I'll admit that I hold my slingshots in a pistol / hammer grip - so the
first thing I did was take a rasp and sandpaper and round off the left
hand side "tail" which dug into my palm, and also smoothed the two
ridges that sit above the hand. I was concerned that the pouch was a bit
on the small side, but that proved to be unfounded.

Out back, at 5 yards I fed it 12mm lead. Once I got my "eye in" pretty
much every shot was smacking hard into the box, in a 5" diameter
pattern. Cool.

I set up an old beer can filled with water. Now, while I was getting
consistent hits on the box, pegging the smaller can proved a little
trickier, for me. And the strength of the pull was wearing after the
first 20 or so shots. Just as my left arm was about to give up, I hit
the can bang on. The lead ball went straight through both sides, and
through into the box behind, spewing out the water!

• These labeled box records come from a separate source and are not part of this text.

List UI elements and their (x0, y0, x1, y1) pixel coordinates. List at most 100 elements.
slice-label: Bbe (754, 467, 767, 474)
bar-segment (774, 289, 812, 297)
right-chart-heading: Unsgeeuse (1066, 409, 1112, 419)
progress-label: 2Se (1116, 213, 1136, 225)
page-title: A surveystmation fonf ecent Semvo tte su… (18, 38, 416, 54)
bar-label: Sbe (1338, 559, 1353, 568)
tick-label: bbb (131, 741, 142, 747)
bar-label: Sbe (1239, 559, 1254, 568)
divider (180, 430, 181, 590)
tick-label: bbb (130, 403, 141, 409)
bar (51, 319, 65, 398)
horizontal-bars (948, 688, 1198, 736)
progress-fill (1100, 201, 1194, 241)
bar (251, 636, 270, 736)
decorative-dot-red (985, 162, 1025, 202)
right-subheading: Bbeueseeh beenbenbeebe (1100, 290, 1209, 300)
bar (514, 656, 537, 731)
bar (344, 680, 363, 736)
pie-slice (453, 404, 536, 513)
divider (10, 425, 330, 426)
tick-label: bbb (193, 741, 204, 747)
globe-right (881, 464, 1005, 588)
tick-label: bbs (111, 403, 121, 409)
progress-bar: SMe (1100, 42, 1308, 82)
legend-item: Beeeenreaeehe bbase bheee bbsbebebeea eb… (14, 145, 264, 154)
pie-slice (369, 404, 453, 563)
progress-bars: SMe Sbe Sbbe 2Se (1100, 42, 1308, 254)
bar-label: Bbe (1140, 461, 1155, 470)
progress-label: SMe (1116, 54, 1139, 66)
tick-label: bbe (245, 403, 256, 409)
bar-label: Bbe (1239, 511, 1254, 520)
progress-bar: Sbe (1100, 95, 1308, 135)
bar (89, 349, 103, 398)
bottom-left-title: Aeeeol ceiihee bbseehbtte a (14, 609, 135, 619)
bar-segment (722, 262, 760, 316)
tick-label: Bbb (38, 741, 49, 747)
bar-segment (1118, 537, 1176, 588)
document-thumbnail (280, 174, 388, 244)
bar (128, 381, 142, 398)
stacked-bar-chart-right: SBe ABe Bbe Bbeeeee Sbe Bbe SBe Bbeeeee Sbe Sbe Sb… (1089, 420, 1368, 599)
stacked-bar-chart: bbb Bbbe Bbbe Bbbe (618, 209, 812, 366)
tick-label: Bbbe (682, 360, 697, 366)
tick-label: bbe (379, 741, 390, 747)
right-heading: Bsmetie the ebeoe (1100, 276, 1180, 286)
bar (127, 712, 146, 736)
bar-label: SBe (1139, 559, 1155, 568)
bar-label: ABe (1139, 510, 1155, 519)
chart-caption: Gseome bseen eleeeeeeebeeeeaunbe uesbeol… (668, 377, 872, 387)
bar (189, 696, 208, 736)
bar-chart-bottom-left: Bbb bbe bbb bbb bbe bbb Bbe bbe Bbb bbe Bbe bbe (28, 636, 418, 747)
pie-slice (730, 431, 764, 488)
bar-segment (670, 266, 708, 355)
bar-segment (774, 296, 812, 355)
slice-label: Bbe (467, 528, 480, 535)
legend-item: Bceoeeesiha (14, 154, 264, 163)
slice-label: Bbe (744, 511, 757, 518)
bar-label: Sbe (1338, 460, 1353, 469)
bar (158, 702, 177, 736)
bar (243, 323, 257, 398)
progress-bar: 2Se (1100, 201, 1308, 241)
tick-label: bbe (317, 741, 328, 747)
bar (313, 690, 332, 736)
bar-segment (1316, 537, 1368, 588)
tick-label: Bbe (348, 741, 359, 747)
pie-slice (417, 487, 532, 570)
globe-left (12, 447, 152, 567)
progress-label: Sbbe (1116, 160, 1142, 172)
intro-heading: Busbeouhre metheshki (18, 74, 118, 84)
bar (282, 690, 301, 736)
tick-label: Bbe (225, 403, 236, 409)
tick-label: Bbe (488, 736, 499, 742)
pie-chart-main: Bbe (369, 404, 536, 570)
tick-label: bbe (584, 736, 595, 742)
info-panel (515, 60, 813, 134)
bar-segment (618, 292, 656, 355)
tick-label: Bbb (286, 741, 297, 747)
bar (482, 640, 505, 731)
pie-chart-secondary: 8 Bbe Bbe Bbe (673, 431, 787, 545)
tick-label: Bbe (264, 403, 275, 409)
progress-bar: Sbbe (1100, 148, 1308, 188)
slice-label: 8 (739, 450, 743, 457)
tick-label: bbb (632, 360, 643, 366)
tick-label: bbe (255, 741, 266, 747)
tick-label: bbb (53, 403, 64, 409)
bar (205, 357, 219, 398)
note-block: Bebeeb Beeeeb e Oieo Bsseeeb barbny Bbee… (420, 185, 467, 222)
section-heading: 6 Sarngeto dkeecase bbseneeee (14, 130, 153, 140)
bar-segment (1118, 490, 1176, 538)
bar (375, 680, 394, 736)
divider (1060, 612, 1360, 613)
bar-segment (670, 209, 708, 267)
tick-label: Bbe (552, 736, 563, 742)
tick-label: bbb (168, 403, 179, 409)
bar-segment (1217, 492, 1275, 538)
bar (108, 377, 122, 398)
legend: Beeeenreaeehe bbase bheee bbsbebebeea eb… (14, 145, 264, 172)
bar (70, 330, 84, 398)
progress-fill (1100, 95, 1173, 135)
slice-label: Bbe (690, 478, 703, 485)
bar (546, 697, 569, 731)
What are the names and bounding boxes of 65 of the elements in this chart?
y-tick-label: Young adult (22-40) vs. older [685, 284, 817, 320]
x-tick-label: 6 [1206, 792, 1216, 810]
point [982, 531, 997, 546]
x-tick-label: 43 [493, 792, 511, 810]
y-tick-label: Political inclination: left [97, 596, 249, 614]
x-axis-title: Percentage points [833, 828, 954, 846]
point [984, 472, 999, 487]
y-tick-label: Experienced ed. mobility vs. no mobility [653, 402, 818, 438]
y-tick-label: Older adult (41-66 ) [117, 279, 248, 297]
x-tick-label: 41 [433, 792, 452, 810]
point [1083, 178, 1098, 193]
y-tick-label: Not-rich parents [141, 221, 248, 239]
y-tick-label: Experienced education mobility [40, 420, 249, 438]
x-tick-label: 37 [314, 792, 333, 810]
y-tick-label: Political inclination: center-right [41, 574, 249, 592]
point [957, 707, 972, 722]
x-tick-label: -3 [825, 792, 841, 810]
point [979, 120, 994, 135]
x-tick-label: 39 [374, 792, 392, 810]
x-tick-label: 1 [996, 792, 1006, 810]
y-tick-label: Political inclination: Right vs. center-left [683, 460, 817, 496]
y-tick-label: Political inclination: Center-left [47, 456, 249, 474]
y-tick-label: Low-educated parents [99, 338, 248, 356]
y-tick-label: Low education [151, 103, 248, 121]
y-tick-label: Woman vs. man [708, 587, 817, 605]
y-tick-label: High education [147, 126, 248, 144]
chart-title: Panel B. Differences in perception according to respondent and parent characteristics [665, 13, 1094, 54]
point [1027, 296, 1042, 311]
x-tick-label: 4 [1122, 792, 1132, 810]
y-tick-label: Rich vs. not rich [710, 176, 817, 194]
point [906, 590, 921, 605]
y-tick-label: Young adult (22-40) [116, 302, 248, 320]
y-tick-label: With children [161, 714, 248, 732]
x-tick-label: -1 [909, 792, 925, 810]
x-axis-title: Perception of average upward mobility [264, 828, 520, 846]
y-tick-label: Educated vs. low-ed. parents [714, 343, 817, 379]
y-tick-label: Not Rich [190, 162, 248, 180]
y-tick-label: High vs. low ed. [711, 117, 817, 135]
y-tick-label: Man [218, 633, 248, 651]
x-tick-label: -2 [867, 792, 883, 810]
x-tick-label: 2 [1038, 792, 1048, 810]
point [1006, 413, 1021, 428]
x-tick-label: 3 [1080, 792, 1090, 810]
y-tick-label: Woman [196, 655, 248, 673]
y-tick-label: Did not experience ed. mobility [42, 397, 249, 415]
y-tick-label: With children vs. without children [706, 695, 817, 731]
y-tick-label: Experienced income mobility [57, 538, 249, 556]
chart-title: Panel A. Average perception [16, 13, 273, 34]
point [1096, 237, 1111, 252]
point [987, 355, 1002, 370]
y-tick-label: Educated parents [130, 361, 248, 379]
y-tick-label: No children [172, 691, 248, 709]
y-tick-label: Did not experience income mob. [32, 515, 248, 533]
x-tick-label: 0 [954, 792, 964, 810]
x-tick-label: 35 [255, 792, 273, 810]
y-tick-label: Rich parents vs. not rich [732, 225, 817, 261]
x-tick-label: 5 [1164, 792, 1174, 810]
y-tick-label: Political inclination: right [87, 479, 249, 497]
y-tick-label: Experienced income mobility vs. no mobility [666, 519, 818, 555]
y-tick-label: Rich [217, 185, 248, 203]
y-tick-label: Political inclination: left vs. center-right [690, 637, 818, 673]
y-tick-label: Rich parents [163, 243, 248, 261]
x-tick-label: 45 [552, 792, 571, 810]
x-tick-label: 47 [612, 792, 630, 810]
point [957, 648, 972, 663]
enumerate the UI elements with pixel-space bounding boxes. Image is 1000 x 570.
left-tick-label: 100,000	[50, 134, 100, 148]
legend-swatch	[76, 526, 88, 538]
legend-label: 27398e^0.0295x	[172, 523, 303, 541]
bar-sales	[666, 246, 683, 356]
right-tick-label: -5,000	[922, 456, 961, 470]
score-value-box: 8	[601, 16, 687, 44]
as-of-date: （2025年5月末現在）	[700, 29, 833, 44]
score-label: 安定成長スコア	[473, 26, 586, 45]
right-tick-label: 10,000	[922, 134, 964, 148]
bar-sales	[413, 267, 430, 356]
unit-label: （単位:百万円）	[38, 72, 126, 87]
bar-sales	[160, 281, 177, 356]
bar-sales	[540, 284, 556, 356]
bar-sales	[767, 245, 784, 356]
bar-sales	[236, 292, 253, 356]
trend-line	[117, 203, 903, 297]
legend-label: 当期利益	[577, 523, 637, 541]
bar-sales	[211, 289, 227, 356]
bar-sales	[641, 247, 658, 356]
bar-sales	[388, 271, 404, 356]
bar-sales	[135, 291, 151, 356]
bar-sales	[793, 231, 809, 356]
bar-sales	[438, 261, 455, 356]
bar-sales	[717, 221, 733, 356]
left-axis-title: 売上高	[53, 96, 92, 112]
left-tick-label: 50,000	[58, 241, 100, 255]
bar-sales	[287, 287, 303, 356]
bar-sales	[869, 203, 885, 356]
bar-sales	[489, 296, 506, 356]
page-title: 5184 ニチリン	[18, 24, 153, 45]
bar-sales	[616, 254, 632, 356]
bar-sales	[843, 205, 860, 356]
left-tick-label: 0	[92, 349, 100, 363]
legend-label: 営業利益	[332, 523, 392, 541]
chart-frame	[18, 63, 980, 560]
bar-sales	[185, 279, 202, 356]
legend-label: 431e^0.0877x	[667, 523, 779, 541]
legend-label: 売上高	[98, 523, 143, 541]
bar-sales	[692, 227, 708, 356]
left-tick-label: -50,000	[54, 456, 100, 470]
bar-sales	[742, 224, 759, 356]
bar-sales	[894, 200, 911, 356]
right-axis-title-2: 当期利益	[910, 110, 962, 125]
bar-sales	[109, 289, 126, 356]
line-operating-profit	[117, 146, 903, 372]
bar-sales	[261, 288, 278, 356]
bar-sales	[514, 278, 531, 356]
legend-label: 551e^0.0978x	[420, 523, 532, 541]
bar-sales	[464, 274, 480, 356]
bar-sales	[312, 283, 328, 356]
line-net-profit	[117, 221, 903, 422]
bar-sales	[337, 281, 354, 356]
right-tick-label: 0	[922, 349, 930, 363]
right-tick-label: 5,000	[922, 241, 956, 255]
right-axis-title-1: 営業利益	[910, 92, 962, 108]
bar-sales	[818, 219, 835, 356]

I know folks have talked about getting 28 ftlbs with a butterfly draw on
double theraband gold - I shoot with an archery type draw, back to the
corner of my jaw, that's a 32" draw length. Given that, the 150grain lead ball,
and the state of the dead beer can I'm guessing it's probably hitting with somewhat
greater power than my UK standard air rifle. I'm guessing about 18ft lbs...
Plenty for hunting small vermin at 5 to 20 yards range I think...

In summary:
A strong, good looking, accurate oak fork, with quality bands, from a UK
maker, for less than a tenner! - The kind of money you'd expect to pay for mass produced
stuff.


----------



## Jacktrevally (Feb 14, 2011)

Hi,

Do you have an email contact for this seller off ebay?


----------



## gamekeeper john (Apr 11, 2011)

you cant go wrong for that price







might have to pick myself one up


----------



## NoSugarRob (Jun 3, 2010)

very nice find


----------



## JohnRio (Oct 8, 2011)

@Jacktrevally - no, I don't have his email, sorry.. But if you stick his ID, or cut and paste the product name into Ebay.co.uk search, you'll be able to contact him that way...
He does a smaller, more rounded Mark2 as well, which is a tenner plus postage, so £13 all in (as I recall)...


----------



## Jacktrevally (Feb 14, 2011)

Thanks John.

Unfortunately, I'm not registered on Ebay.


----------



## JohnRio (Oct 8, 2011)

Further power testing this oak fork - today I put a 12mm lead ball right through two water-filled beer cans in a row in one shot... The ball still had enough "Umf" to go through the cardboard into the box behind the cans... Plenty of poke, I reckon!


----------